CTA Announces New Performance Metrics

May 14, 2008

Monthly reports to measure CTA's performance in ridership, timeliness, efficiency, safety, cleanliness and courtesy

In an effort to develop meaningful performance metrics as to how well CTA is serving its customers, CTA President Ron Huberman today presented a set of performance indicators to the Chicago Transit Board. The performance indicators are designed to measure the agency's success in meeting its goal of providing on-time, clean, safe, efficient and courteous service.
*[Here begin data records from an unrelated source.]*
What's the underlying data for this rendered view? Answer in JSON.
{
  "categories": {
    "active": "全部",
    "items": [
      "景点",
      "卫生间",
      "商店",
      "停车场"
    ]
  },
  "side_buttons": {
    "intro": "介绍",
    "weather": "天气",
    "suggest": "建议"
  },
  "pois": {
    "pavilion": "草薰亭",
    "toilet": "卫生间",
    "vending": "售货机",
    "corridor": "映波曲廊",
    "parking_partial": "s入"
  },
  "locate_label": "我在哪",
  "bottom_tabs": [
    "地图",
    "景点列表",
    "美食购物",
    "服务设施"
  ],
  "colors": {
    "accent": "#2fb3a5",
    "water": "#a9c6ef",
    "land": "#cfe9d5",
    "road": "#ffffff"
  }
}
"The revamped performance management report is the result of ongoing analysis by our Performance Management Team, which over the course of a year has defined indicators of service reliability that are both relevant to customer experience and useful to CTA operations," said Huberman. "We will continue to work with departments to identify measurements that will drive results and not just data. I expect these measures will evolve as we further refine and learn from this process."

Beginning today, performance reports for the previous month will be available on the CTA web site (www.transitchicago.com). Reports will measure CTA's performance in its six core areas of service and across more than 25 categories, including:

 

  • Ridership: rail and bus ridership  monthly, year-to-date and percentage change over prior year.
  • On-Time: percentage of slow zones; percentage of bus bunching intervals; number of rail delays of 10-minutes or more.
  • Efficient: miles between reported rail and bus vehicle defects; average daily percentage of bus unavailability.
  • Safe: major and non-major security related incidents per 100,000 miles for bus and rail.
  • Clean: average days between completed bus and rail detail-cleans; percentage of uptime for bus and rail washers.
  • Courteous: percentage of elevator and escalator up-time; CTA customer service hotline average wait-time.

"Since 2004, CTA has made its Performance Indicators available to customers as part of an effort to keep customers informed about how well the agency was serving them," said Chicago Transit Board Chairman Carole Brown. "A number of changes have been made within the agency since then and we felt it was time that this 'report card' reflect these changes, as well as emphasize the core values of CTA's services and address what our customers really want to know."

In addition to new categories, the performance reports will be easier to read and track with the addition of year-end target figures, definitions and color-coding indicating the status of each performance indicator (i.e. green  meeting or exceeding target; yellow within 10 percent of target; red missing target by more than 10 percent; gray  measure does not have a target).